Ou ele tem várias iguais ou inventou um meio de lavagem extra rápido. Não se vê quase nunca o cidadão com outra roupa que não seja aquela camiseta verde militar, mesmo em encontros burocráticos, entre chefes de Estado. Isso é tão inapropriado quanto ele estar no poder. O conflito lamentável que segue ocorrendo entre Rússia e Ucrânia parece ter feito as pessoas esquecerem que antes Volodymyr Zelensky não passava de um humorista de talento mediano, que fazia programas de TV no seu país. Concorreu e venceu em 2019 as eleições presidenciais, num pleito que foi antecedido por forte campanha para desacreditar a política convencional, movimento que buscou e conseguiu que Viktor Yanukóvich fosse derrubado em 2014. Qualquer semelhança com o que aconteceu no Brasil, com a retirada de Dilma Rousseff, o tampão Temer simultâneo com a Lava-Jato e apoio midiático, tudo levando depois à eleição do “Mito”, não é mera coincidência.

Vejam que esse grande e falsamente hilário líder ucraniano, que se prevê seja esquecido pelos atuais parceiros após o término da guerra, está em turnê pelo Ocidente, ao mesmo tempo em que os jovens de seu país, muitos dos quais tendo sido alistados à força, morrem nos campos de batalha. Para que se tenha uma percepção mais exata da sua falta de noção, ele e sua esposa Olena posaram para a capa da revista Vogue. No seu périplo, além de notoriedade, busca sempre mais e mais armamentos, que em geral recebe, com seus pedidos sendo atendidos pelos Estados Unidos e países da União Europeia. Nesta guerra lutada por procuração, recebe armas e munições e fornece carne humana. A Rússia, ao não concordar com o cerco militar que sofria, com bases da OTAN sendo cada vez instaladas mais perto do seu território, reagiu. E o que se vê é mais uma deplorável situação onde ninguém ganha nada. Exceto talvez o principal incentivador de tudo, que está comodamente localizado em outro continente, milhares de quilômetros distante.
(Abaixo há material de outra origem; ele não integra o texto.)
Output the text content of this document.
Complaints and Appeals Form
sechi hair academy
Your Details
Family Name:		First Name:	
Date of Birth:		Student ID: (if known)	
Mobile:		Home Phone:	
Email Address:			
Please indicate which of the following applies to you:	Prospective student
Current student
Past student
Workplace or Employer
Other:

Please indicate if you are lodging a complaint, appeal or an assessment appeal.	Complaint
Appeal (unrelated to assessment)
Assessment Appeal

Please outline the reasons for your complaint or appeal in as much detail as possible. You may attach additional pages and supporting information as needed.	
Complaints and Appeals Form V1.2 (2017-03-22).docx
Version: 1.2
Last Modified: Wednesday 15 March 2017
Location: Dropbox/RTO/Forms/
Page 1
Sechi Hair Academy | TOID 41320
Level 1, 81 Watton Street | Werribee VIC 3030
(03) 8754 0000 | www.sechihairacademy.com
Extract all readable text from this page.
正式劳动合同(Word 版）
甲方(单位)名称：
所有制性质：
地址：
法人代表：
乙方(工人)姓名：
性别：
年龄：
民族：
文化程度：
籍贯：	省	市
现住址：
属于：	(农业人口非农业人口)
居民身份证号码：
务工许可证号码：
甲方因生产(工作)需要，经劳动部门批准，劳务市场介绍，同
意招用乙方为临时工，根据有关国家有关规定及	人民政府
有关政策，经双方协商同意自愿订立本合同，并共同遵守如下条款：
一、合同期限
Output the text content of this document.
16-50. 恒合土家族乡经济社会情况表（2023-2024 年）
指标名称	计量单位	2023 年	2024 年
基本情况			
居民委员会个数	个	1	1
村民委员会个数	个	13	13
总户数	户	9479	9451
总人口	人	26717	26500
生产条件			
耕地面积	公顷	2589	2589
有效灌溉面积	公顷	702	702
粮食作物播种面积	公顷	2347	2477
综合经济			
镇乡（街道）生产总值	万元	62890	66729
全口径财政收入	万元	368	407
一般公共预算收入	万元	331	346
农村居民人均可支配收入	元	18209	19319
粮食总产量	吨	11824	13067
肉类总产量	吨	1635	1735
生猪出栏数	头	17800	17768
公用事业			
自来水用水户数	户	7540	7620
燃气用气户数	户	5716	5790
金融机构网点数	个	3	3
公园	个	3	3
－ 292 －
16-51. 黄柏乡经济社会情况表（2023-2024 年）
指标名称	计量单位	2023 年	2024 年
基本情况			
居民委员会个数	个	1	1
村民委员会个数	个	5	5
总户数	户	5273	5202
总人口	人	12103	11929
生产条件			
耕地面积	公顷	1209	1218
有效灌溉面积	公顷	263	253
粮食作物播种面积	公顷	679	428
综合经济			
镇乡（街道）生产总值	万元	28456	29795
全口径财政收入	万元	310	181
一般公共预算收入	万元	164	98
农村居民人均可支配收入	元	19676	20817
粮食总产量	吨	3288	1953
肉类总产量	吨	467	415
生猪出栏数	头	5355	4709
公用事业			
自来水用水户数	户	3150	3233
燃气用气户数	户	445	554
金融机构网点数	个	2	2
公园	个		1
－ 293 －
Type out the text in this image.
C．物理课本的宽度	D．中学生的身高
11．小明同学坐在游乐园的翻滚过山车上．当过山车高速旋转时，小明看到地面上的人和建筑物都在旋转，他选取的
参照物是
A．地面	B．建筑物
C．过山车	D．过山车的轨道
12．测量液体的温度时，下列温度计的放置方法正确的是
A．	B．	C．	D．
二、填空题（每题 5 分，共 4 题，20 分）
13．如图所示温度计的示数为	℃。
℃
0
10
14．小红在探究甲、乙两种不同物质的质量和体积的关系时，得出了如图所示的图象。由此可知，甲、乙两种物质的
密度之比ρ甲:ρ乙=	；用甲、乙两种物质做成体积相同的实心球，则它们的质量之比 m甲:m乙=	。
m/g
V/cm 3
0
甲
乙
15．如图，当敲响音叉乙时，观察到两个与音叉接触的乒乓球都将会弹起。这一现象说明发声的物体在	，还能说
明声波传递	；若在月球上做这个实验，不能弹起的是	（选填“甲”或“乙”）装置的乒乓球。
Além da ameaça da OTAN, a provocação final aos russos vinha sendo também terceirizada, com mercenários do grupo paramilitar fascista AZOV tendo assassinado cerca de 14 mil ucranianos nas regiões de Donbass, onde estão Donetsk e Luhansk e uma população fronteiriça que sempre se identificou com suas origens russas, compartilhando idioma e muitos costumes. Estes crimes todos foram cometidos com a complacência do exército ucraniano e o silêncio cúmplice do Ocidente.

A mais recente aparição do humorista da camisa militar, que não faz mais ninguém rir, foi dia 20 de maio, durante a reunião do G7, grupo composto pelas sete maiores economias do mundo, ocorrida no Japão. Lula também estava presente, como convidado. E Zelensky chegou de surpresa para buscar dois objetivos bem claros: a repetição do papel de pedinte, com relação a armas; e obter do presidente brasileiro um apoio formal – o que teria especial relevância pelo papel geopolítico que o Brasil volta a ter e devido integrarmos os BRICS, onde estão também a China e a própria Rússia . No primeiro item seu propósito deve ter sido atendido, como sempre tem sido. Quanto ao apoio, a diplomacia brasileira já havia se posicionado pela neutralidade, mesmo tendo comunicado, por mera formalidade, que nunca nosso país apoiaria qualquer invasão territorial, seja ela qual for.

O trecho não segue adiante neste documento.